Tuesday, December 20, 2011

My Thought For My Day


It is my job to identify my needs, and then determine a balanced way of getting those needs met. I ultimately expect a Higher Power and the Universe - not one particular person - to be my source.

It is unreasonable to expect anyone to be able or willing to meet my every request. I are responsible for asking for what I want and need. It's the other person's responsibility to freely choose whether or not to respond to my request. If I try to coerce or force another to be there for us, that's controlling.

There's a difference between asking and demanding. I want love that is freely given.

It is unreasonable and unhealthy to expect one person to be the source for meeting all my needs.
Ultimately, I will become angry and resentful, maybe even punishing, toward that person for not supporting me as I expected.

It is reasonable to have certain and well defined expectations of our spouse, children, and friends.

If a person cannot or will not be there for me, then I need to take responsibility for myself in that relationship.

I may need to set a boundary, alter my expectations, or change the limits of the relationship to accommodate that person's unavailability. I do this for myself.
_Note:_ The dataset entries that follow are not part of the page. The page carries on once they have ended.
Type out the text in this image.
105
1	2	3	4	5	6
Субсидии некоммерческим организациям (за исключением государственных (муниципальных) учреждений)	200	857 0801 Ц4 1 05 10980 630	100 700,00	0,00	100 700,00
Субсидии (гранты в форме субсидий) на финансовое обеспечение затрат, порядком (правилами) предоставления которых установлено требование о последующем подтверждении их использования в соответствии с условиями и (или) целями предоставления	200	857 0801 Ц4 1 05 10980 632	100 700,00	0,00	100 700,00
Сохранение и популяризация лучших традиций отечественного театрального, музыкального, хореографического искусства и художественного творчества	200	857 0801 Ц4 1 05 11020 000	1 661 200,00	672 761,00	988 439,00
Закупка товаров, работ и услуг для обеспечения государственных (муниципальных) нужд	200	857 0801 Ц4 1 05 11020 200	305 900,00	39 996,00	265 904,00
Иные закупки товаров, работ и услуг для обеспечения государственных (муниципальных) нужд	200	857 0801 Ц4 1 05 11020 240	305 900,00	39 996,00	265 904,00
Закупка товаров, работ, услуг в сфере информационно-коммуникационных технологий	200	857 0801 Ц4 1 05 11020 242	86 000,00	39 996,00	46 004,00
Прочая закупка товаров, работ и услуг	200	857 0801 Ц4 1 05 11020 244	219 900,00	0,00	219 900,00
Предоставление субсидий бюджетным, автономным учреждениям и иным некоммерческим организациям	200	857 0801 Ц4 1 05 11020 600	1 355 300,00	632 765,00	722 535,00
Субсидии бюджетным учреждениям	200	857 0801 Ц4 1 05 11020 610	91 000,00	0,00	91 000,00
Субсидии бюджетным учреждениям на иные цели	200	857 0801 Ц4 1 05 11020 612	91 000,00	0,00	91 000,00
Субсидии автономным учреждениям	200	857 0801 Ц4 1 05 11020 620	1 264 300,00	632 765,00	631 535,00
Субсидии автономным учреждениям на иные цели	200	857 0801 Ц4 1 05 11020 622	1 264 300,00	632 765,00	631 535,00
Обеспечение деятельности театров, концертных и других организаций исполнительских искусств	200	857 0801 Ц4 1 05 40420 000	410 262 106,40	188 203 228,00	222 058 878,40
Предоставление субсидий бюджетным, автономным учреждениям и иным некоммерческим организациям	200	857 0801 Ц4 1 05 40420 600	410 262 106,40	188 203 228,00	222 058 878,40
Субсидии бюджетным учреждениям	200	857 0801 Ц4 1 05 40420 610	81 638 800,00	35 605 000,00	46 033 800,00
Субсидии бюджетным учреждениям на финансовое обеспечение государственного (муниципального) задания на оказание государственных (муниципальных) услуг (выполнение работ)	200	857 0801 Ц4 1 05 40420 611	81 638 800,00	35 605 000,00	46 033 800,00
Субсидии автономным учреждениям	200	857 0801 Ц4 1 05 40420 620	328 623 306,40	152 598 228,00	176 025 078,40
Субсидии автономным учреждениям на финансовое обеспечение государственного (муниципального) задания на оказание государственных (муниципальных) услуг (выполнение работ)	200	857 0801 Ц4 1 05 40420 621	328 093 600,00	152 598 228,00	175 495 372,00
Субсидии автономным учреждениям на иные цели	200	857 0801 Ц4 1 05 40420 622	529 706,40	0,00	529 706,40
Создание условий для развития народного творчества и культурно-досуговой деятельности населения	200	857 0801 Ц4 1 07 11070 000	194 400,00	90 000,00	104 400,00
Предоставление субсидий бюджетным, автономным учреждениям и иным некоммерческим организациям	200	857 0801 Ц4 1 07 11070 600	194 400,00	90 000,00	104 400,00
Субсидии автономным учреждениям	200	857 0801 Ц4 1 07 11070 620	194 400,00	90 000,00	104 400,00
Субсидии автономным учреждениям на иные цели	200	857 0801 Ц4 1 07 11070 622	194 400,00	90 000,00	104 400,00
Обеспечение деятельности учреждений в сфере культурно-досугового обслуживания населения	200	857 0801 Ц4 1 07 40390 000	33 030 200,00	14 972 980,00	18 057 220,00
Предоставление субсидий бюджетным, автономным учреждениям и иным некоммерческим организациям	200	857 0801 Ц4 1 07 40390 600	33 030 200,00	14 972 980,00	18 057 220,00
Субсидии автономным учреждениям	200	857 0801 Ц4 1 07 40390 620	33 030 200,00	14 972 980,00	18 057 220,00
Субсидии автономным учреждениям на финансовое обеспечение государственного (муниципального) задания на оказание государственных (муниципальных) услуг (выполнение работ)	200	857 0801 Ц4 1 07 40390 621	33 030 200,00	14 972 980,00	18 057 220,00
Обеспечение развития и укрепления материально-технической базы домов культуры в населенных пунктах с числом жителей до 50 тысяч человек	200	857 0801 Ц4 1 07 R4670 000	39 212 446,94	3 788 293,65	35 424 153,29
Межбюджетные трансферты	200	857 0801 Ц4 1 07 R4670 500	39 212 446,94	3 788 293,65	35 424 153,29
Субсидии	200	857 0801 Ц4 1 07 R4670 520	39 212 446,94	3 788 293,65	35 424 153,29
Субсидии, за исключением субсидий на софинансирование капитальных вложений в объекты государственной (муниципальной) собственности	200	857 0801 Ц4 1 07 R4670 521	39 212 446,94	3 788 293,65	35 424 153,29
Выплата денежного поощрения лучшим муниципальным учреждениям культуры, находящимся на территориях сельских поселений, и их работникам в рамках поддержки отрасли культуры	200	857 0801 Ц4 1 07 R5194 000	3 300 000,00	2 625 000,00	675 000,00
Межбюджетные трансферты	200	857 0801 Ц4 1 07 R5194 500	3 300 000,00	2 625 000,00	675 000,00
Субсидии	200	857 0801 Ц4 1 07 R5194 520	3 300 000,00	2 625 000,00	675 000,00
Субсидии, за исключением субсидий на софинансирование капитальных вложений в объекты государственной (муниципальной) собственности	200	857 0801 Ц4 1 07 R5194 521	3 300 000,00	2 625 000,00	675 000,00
It is reasonable to sprinkle my wants and needs around and to be realistic about how much I ask or expect of any particular person. I can trust ourselves to know what's reasonable.

The issue of expectations goes back to knowing that I am responsible for identifying my own needs, believing they deserve to get met, and discover an appropriate, satisfactory way to do that in my life.

Today, I will strive for reasonable expectations about getting my needs met in relationships.